36. In the present, case, learned lower appellate court while setting aside the compromise decree and remanding the case has not taken into account the decisions rendered in the cases of Roshah Lal (supra) and Suleman Noor Mohammed (supra) where the Apex Court itself has examined the contents of the compromise and other intrinsic materials available on record and came to the conclusion that the compromise decree is valid. The procedure adopted by the Apex Court ought to have been followed by the learned lower appellate court before setting aside the compromise decree on 2.8.85 and the order contrary to it passed by the learned trial court on 2.8.85 remanding the case is per se illegal and without jurisdiction, therefore, the plaintiff- landlord is not precluded to question its correctness. The decision cited lay the learned counsel for the appellant rendered in the case of Nain Singh v. Koonwarjee and Ors. and Sita Ram Goel. v. Sukhnandi Dayal and Anr. are not applicable: to the facts and circumstances of the present case.

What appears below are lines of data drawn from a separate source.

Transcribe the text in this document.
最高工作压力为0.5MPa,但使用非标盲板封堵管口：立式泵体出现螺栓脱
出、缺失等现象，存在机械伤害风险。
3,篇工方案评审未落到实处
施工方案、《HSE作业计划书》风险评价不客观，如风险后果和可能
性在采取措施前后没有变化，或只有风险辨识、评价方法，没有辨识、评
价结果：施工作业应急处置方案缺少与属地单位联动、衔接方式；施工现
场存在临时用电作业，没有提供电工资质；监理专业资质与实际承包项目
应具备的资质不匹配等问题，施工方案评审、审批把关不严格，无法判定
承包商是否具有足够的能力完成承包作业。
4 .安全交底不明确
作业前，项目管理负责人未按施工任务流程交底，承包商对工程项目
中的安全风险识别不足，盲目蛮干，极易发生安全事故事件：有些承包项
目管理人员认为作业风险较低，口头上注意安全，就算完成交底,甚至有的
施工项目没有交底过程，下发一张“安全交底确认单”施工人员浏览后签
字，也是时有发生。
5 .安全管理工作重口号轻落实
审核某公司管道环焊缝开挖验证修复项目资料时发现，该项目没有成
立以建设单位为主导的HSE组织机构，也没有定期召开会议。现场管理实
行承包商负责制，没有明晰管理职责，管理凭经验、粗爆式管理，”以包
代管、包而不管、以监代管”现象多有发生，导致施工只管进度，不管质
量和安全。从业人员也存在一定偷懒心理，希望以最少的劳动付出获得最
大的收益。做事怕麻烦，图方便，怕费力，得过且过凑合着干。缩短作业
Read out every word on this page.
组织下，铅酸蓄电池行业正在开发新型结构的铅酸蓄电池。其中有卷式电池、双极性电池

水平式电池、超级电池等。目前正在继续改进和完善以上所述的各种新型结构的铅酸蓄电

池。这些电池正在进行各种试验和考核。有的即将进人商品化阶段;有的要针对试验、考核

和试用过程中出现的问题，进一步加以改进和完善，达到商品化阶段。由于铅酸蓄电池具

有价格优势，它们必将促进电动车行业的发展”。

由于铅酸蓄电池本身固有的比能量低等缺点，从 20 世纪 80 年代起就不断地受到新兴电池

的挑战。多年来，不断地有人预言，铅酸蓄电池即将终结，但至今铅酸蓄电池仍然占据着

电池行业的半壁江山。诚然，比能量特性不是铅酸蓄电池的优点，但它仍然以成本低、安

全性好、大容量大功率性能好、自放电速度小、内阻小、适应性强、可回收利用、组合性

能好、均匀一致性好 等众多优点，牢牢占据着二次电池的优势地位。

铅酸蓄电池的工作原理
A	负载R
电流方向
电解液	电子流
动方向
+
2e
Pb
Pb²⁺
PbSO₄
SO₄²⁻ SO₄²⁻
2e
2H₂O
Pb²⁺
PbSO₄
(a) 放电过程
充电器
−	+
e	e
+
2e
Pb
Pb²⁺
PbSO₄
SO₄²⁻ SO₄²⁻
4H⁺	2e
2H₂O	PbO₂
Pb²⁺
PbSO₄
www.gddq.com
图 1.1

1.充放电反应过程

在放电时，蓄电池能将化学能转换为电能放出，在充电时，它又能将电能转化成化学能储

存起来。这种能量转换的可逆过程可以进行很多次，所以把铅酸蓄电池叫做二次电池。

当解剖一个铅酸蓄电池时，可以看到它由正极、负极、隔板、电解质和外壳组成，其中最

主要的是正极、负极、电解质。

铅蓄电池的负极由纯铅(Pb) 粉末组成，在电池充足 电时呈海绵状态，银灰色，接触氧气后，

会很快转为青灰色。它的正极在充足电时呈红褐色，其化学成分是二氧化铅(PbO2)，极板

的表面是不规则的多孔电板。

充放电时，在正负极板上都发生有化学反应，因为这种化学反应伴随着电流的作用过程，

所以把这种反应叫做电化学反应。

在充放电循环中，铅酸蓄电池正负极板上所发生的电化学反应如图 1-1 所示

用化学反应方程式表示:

37. Be that as it may, after remand on. 2.8.85 by the learned lower appellate court, the learned trial court after analytical discussion of the contents of compromise as well as admission made by Sanwal Ram tenant in his written statement filed on 23.9.76 again upheld the validity of the compromise decree by his judgment and decree dated 7.2.87 and learned lower appellate' court also vide its judgment and decree dated 31.5.95 after re-valuating the testimonial value of the contents of compromise and admission made in paragraph 2 of the written statement coupled with other materials available on record have rightly arrived at the conclusion that the compromise entered into between the parties on 11.11.80 was a valid and lawful compromise and the grounds enumerated under Section 13(1)(a) as well as under Section 13(1)(h) of Act No. 17 of 1950 did exist. For the reasons given in the preceding paragraphs, the substantial questions No. 2 and 3 are answered in negative.

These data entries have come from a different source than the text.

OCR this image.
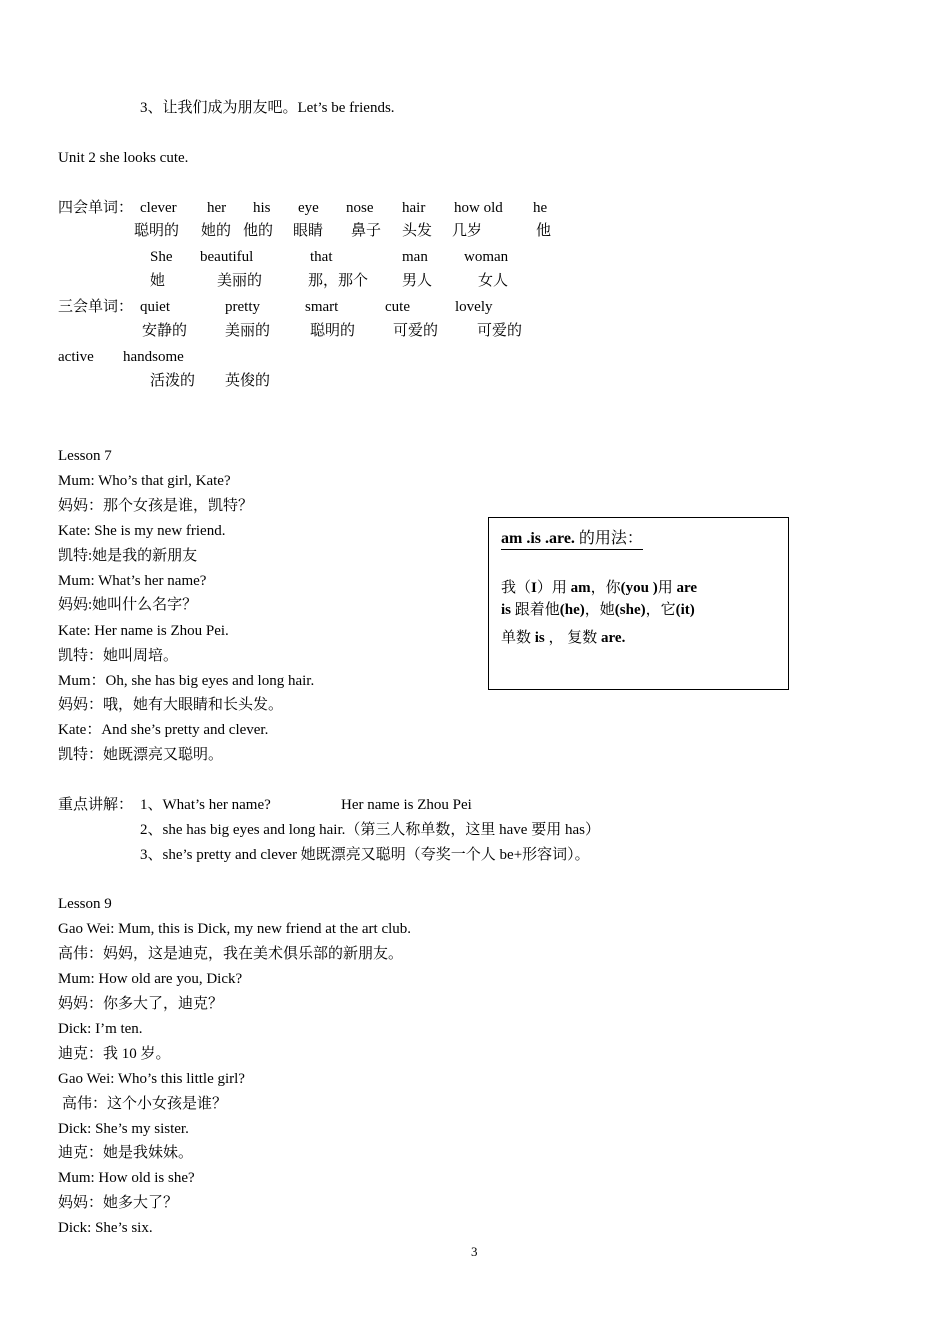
3、让我们成为朋友吧。Let’s be friends.
Unit 2 she looks cute.
四会单词： clever her his eye nose hair how old he
聪明的 她的 他的 眼睛 鼻子 头发 几岁	他
She beautiful	that	man woman
她	美丽的	那，那个 男人	女人
三会单词： quiet	pretty	smart	cute	lovely
安静的	美丽的	聪明的	可爱的	可爱的
active handsome
活泼的 英俊的
Lesson 7
Mum: Who’s that girl, Kate?
妈妈：那个女孩是谁，凯特？
Kate: She is my new friend.
凯特:她是我的新朋友
Mum: What’s her name?
妈妈:她叫什么名字？
Kate: Her name is Zhou Pei.
凯特：她叫周培。
Mum：Oh, she has big eyes and long hair.
妈妈：哦，她有大眼睛和长头发。
Kate：And she’s pretty and clever.
凯特：她既漂亮又聪明。
am .is .are. 的用法：
我（I）用 am，你(you )用 are
is 跟着他(he)，她(she)，它(it)
单数 is ， 复数 are.
重点讲解： 1、What’s her name?	Her name is Zhou Pei
2、she has big eyes and long hair.（第三人称单数，这里 have 要用 has）
3、she’s pretty and clever 她既漂亮又聪明（夸奖一个人 be+形容词）。
Lesson 9
Gao Wei: Mum, this is Dick, my new friend at the art club.
高伟：妈妈，这是迪克，我在美术俱乐部的新朋友。
Mum: How old are you, Dick?
妈妈：你多大了，迪克？
Dick: I’m ten.
迪克：我 10 岁。
Gao Wei: Who’s this little girl?
高伟：这个小女孩是谁？
Dick: She’s my sister.
迪克：她是我妹妹。
Mum: How old is she?
妈妈：她多大了？
Dick: She’s six.
3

38. In my humble opinion, the compromise between the parties is a question of fact and if such question of fact is concluded by concurrent findings of fact recorded by both the courts-below then such concurrent findings of fact cannot be allowed to be assailed in Second Appeal.

39. In the present case, I myself have perused the contents of the compromise dated 11.11.80 including the admission made by the defendant-tenant Sanwal Ram in paragraph 2 of his written statement from which I am fully satisfied that in the compromise dated 11.11.80 ground for ejectment as envisaged under Section 13(1)(a) as well as under Section 13(1)(h) of Act No. 17 of 1950 did exist and both the courts-below have committed no error in passing the decree for ejectment against the defendant-tenant on the basis of said compromise.

40. For the foregoing reasons, the present Second Appeal fails and it is hereby dismissed with costs throughout.